In this section we use the SEM metric to estimate the complexity of services based on the OTA Air messages specification. OTA Air messages are a subset of the OTA specification for services that support various business functions related to airline travel, such as checking flight availability, flight booking, etc. For example, the Search and Availability of flights service is implemented using the Air_AvailabilityRQ/RS request/response message pair [42].

Table 1 shows SEM values for a subset of eight OTA Air services for the period of 2006 to 2014. It is evident that complexity of the services as measured by SEM increases as the specification evolves over time. The increase in SEM ranges from 11.2 % for the AirBook service to 24 % for the AirDemandTicket service over the nine-year period.

Table 1. Values of SEM for OTA Air Services (versions 2006-2014)

All services shown in Table 1 increase in complexity over time, indicating that as new elements are added to extend the functionality of the services, existing elements are retained to maintain compatibility with previous versions of the specification. Figures 1 and 2 show the values of SEM for the AirAvailability (AirAvail) and AirBook (AirBook) services for the period of 2006 to 2014. Complexity of both services increases over time, in particular in the period around 2011 that most likely corresponds to a major revision of the specification.

Fig. 1.
figure 1

Increase in complexity of the AirAvail service

Fig. 2.
figure 2

Increase in complexity of the AirBook service

5 Conclusions and Further Work

The focus of this paper is the estimation of complexity of services based on the analysis of the underlying message schemas. Following a review of related literature in Sect. 2, we have defined an entropy-based service complexity metrics and used the XSD Analyzer tool to compute the values of SEM for eight OTA Air services over a period of nine years (2006–2014). The results indicate an almost monotonic increase in service complexity over the nine-year period, with the increase in SEM ranging from 11.2 % (for the AirBook service) to 24 % (for the AirDemandTicket service). While the exact significance of this increase is difficult to determine without further investigation, it can be argued that an increase in the complexity of the specification leads to a reduction in application development productivity. We note here that we use the OTA specification as an example of a domain specification designed using the document engineering approach, and that we do not imply any criticism of the quality of the OTA specification. Some researchers (in particular in the REST community) argue that large complex schemas are not problematic as long as they have a well-designed extension model and that the resulting coarse-grained services simplify the interaction dialog and have performance advantages in unreliable network environments. We argue that as the reliability of the Internet improves, the impact of excessive complexity on the maintainability of the services will outweigh such performance advantages.

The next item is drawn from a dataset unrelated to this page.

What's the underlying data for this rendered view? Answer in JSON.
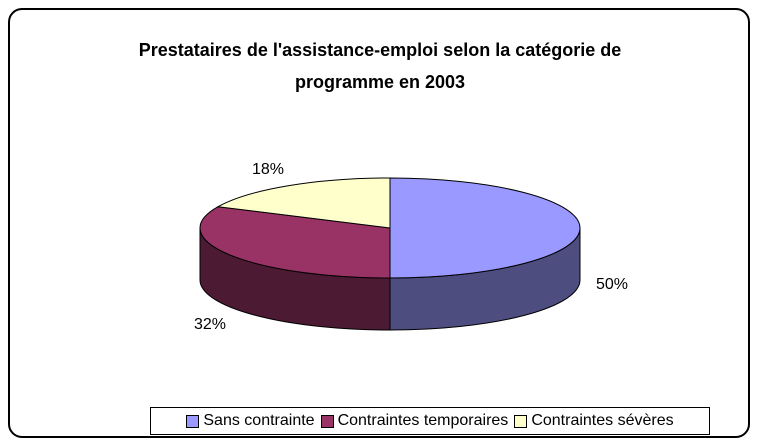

The current version of the SEM metric is purely based on complex element counts and it does not take into account the internal complexity of individual elements (i.e. the sub-structure of complex elements). This makes it relatively easy to interpret the metric, but it also reduces the accuracy of the estimates of service complexity. We are currently working on improving the sensitivity of the SEM metric by incorporating a range of structural features (i.e. number of schema levels, number of simple elements, etc.) into the calculation of the metric.